I have a soft spot for anyone who works hard and takes care of his family.  So when Hector came into my store a few days ago to buy a $6,000 dump trailer, I enjoyed learning about his roofing business.  He had two of his ten employees with him, and they spoke no English.  We had earlier outfitted his shiny new Ford truck with expensive accessories and this was the fifth trailer he had bought from us in a year.

When it came time to pay the bill, Hector, as always, pulled out a wad of hundred dollar bills that would choke a horse.  The sixty C-notes he peeled off to pay for his trailer barely made a dent.  It made me wonder if the two guys with him were actually bodyguards.

Hector has built a great business and is making a lot of money.  We need entrepreneurs in the United States, right?

Not like Hector.

He is obviously not paying taxes – his wealthy customers pay him in cash because he charges less than his native-born, honest, tax-paying competitors. He is not paying workers comp, or unemployment, or insurance bills.  He does not provide health care for his employees.  Hector pays his men minimum wage or less –  they have to work for low wages because any legitimate business would be in big trouble if they hired illegal workers.  But it works out because they receive all kinds of government benefits, including food stamps, medical care, subsidized housing and education for their children.

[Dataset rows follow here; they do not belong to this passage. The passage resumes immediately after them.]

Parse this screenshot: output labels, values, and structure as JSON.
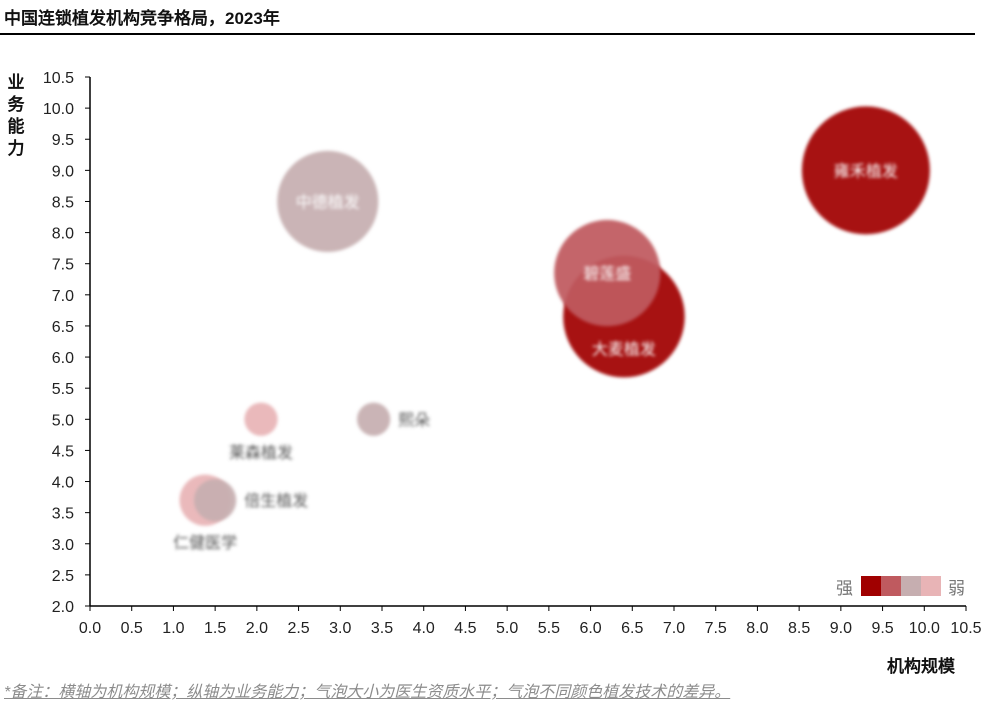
{
  "title": "中国连锁植发机构竞争格局，2023年",
  "note": "*备注：横轴为机构规模；纵轴为业务能力；气泡大小为医生资质水平；气泡不同颜色植发技术的差异。",
  "legend": {
    "strong": "强",
    "weak": "弱",
    "colors": [
      "#a00000",
      "#bf5a5f",
      "#c6aeb0",
      "#e8b4b6"
    ]
  },
  "chart_data": {
    "type": "scatter",
    "xlabel": "机构规模",
    "ylabel": "业务能力",
    "xlim": [
      0,
      10.5
    ],
    "ylim": [
      2.0,
      10.5
    ],
    "x_ticks": [
      "0.0",
      "0.5",
      "1.0",
      "1.5",
      "2.0",
      "2.5",
      "3.0",
      "3.5",
      "4.0",
      "4.5",
      "5.0",
      "5.5",
      "6.0",
      "6.5",
      "7.0",
      "7.5",
      "8.0",
      "8.5",
      "9.0",
      "9.5",
      "10.0",
      "10.5"
    ],
    "y_ticks": [
      "2.0",
      "2.5",
      "3.0",
      "3.5",
      "4.0",
      "4.5",
      "5.0",
      "5.5",
      "6.0",
      "6.5",
      "7.0",
      "7.5",
      "8.0",
      "8.5",
      "9.0",
      "9.5",
      "10.0",
      "10.5"
    ],
    "points": [
      {
        "label": "雍禾植发",
        "x": 9.3,
        "y": 9.0,
        "size": 1.0,
        "color": "#a00000",
        "label_pos": "inside"
      },
      {
        "label": "大麦植发",
        "x": 6.4,
        "y": 6.65,
        "size": 0.95,
        "color": "#a00000",
        "label_pos": "inside-bottom"
      },
      {
        "label": "碧莲盛",
        "x": 6.2,
        "y": 7.35,
        "size": 0.83,
        "color": "#bf5a5f",
        "label_pos": "inside"
      },
      {
        "label": "中德植发",
        "x": 2.85,
        "y": 8.5,
        "size": 0.79,
        "color": "#c6aeb0",
        "label_pos": "inside"
      },
      {
        "label": "熙朵",
        "x": 3.4,
        "y": 5.0,
        "size": 0.26,
        "color": "#c6aeb0",
        "label_pos": "right"
      },
      {
        "label": "莱森植发",
        "x": 2.05,
        "y": 5.0,
        "size": 0.26,
        "color": "#e8b4b6",
        "label_pos": "below"
      },
      {
        "label": "仁健医学",
        "x": 1.38,
        "y": 3.7,
        "size": 0.4,
        "color": "#e8b4b6",
        "label_pos": "below"
      },
      {
        "label": "倍生植发",
        "x": 1.5,
        "y": 3.7,
        "size": 0.33,
        "color": "#c6aeb0",
        "label_pos": "right"
      }
    ]
  }
}
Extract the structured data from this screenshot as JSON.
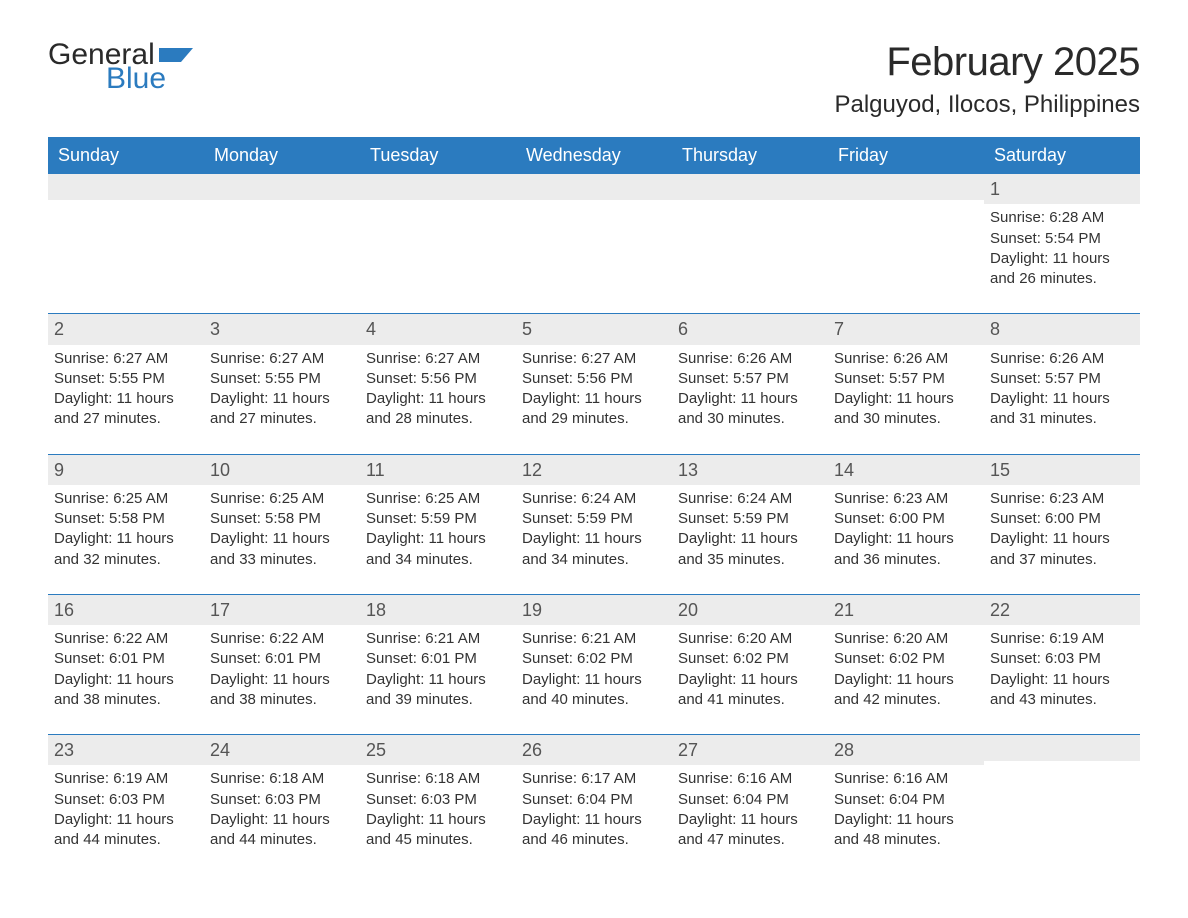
{
  "logo": {
    "text1": "General",
    "text2": "Blue",
    "flag_color": "#2b7bbf"
  },
  "title": "February 2025",
  "location": "Palguyod, Ilocos, Philippines",
  "colors": {
    "header_bg": "#2b7bbf",
    "header_text": "#ffffff",
    "daynum_bg": "#ececec",
    "daynum_text": "#555555",
    "body_text": "#333333",
    "rule": "#2b7bbf"
  },
  "daysOfWeek": [
    "Sunday",
    "Monday",
    "Tuesday",
    "Wednesday",
    "Thursday",
    "Friday",
    "Saturday"
  ],
  "weeks": [
    [
      {
        "n": "",
        "sunrise": "",
        "sunset": "",
        "daylight": ""
      },
      {
        "n": "",
        "sunrise": "",
        "sunset": "",
        "daylight": ""
      },
      {
        "n": "",
        "sunrise": "",
        "sunset": "",
        "daylight": ""
      },
      {
        "n": "",
        "sunrise": "",
        "sunset": "",
        "daylight": ""
      },
      {
        "n": "",
        "sunrise": "",
        "sunset": "",
        "daylight": ""
      },
      {
        "n": "",
        "sunrise": "",
        "sunset": "",
        "daylight": ""
      },
      {
        "n": "1",
        "sunrise": "Sunrise: 6:28 AM",
        "sunset": "Sunset: 5:54 PM",
        "daylight": "Daylight: 11 hours and 26 minutes."
      }
    ],
    [
      {
        "n": "2",
        "sunrise": "Sunrise: 6:27 AM",
        "sunset": "Sunset: 5:55 PM",
        "daylight": "Daylight: 11 hours and 27 minutes."
      },
      {
        "n": "3",
        "sunrise": "Sunrise: 6:27 AM",
        "sunset": "Sunset: 5:55 PM",
        "daylight": "Daylight: 11 hours and 27 minutes."
      },
      {
        "n": "4",
        "sunrise": "Sunrise: 6:27 AM",
        "sunset": "Sunset: 5:56 PM",
        "daylight": "Daylight: 11 hours and 28 minutes."
      },
      {
        "n": "5",
        "sunrise": "Sunrise: 6:27 AM",
        "sunset": "Sunset: 5:56 PM",
        "daylight": "Daylight: 11 hours and 29 minutes."
      },
      {
        "n": "6",
        "sunrise": "Sunrise: 6:26 AM",
        "sunset": "Sunset: 5:57 PM",
        "daylight": "Daylight: 11 hours and 30 minutes."
      },
      {
        "n": "7",
        "sunrise": "Sunrise: 6:26 AM",
        "sunset": "Sunset: 5:57 PM",
        "daylight": "Daylight: 11 hours and 30 minutes."
      },
      {
        "n": "8",
        "sunrise": "Sunrise: 6:26 AM",
        "sunset": "Sunset: 5:57 PM",
        "daylight": "Daylight: 11 hours and 31 minutes."
      }
    ],
    [
      {
        "n": "9",
        "sunrise": "Sunrise: 6:25 AM",
        "sunset": "Sunset: 5:58 PM",
        "daylight": "Daylight: 11 hours and 32 minutes."
      },
      {
        "n": "10",
        "sunrise": "Sunrise: 6:25 AM",
        "sunset": "Sunset: 5:58 PM",
        "daylight": "Daylight: 11 hours and 33 minutes."
      },
      {
        "n": "11",
        "sunrise": "Sunrise: 6:25 AM",
        "sunset": "Sunset: 5:59 PM",
        "daylight": "Daylight: 11 hours and 34 minutes."
      },
      {
        "n": "12",
        "sunrise": "Sunrise: 6:24 AM",
        "sunset": "Sunset: 5:59 PM",
        "daylight": "Daylight: 11 hours and 34 minutes."
      },
      {
        "n": "13",
        "sunrise": "Sunrise: 6:24 AM",
        "sunset": "Sunset: 5:59 PM",
        "daylight": "Daylight: 11 hours and 35 minutes."
      },
      {
        "n": "14",
        "sunrise": "Sunrise: 6:23 AM",
        "sunset": "Sunset: 6:00 PM",
        "daylight": "Daylight: 11 hours and 36 minutes."
      },
      {
        "n": "15",
        "sunrise": "Sunrise: 6:23 AM",
        "sunset": "Sunset: 6:00 PM",
        "daylight": "Daylight: 11 hours and 37 minutes."
      }
    ],
    [
      {
        "n": "16",
        "sunrise": "Sunrise: 6:22 AM",
        "sunset": "Sunset: 6:01 PM",
        "daylight": "Daylight: 11 hours and 38 minutes."
      },
      {
        "n": "17",
        "sunrise": "Sunrise: 6:22 AM",
        "sunset": "Sunset: 6:01 PM",
        "daylight": "Daylight: 11 hours and 38 minutes."
      },
      {
        "n": "18",
        "sunrise": "Sunrise: 6:21 AM",
        "sunset": "Sunset: 6:01 PM",
        "daylight": "Daylight: 11 hours and 39 minutes."
      },
      {
        "n": "19",
        "sunrise": "Sunrise: 6:21 AM",
        "sunset": "Sunset: 6:02 PM",
        "daylight": "Daylight: 11 hours and 40 minutes."
      },
      {
        "n": "20",
        "sunrise": "Sunrise: 6:20 AM",
        "sunset": "Sunset: 6:02 PM",
        "daylight": "Daylight: 11 hours and 41 minutes."
      },
      {
        "n": "21",
        "sunrise": "Sunrise: 6:20 AM",
        "sunset": "Sunset: 6:02 PM",
        "daylight": "Daylight: 11 hours and 42 minutes."
      },
      {
        "n": "22",
        "sunrise": "Sunrise: 6:19 AM",
        "sunset": "Sunset: 6:03 PM",
        "daylight": "Daylight: 11 hours and 43 minutes."
      }
    ],
    [
      {
        "n": "23",
        "sunrise": "Sunrise: 6:19 AM",
        "sunset": "Sunset: 6:03 PM",
        "daylight": "Daylight: 11 hours and 44 minutes."
      },
      {
        "n": "24",
        "sunrise": "Sunrise: 6:18 AM",
        "sunset": "Sunset: 6:03 PM",
        "daylight": "Daylight: 11 hours and 44 minutes."
      },
      {
        "n": "25",
        "sunrise": "Sunrise: 6:18 AM",
        "sunset": "Sunset: 6:03 PM",
        "daylight": "Daylight: 11 hours and 45 minutes."
      },
      {
        "n": "26",
        "sunrise": "Sunrise: 6:17 AM",
        "sunset": "Sunset: 6:04 PM",
        "daylight": "Daylight: 11 hours and 46 minutes."
      },
      {
        "n": "27",
        "sunrise": "Sunrise: 6:16 AM",
        "sunset": "Sunset: 6:04 PM",
        "daylight": "Daylight: 11 hours and 47 minutes."
      },
      {
        "n": "28",
        "sunrise": "Sunrise: 6:16 AM",
        "sunset": "Sunset: 6:04 PM",
        "daylight": "Daylight: 11 hours and 48 minutes."
      },
      {
        "n": "",
        "sunrise": "",
        "sunset": "",
        "daylight": ""
      }
    ]
  ]
}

Hector is doing great.  So is his family.  And his employees are much better off here – they buzz the aisles at WalMart, chattering in Spanish with big smiles on their faces.

At the same time more and more of our own under-educated citizens have given up on work.  They are encouraged to stay home and collect welfare, plus the same food stamps, free medical care, subsidized housing and education for their children that Hector’s employees get – all paid for with money either borrowed from the Chinese or printed out of thin air.  American entrepreneurs who would start businesses as tradesmen and employ other Americans are beset with regulations, taxes, fees, and red tape.

Our political leaders continue to claim that we need illegal immigrants to do the work that “Americans won’t do.”   Even Republicans in the nation’s capital are beginning to embrace amnesty and “immigration reform”, totally abandoning the laws that were created to protect U.S. citizens and our standard of living.

It’s a serious mistake.

Tom Balek – Rockin’ On the Right Side

Rockin' On the Right Side

We’ll not fade out too soon, not in this finest hour
Whistle your favourite tune, we’ll send a card and flower
Saying it’s a mistake.  It’s a mistake!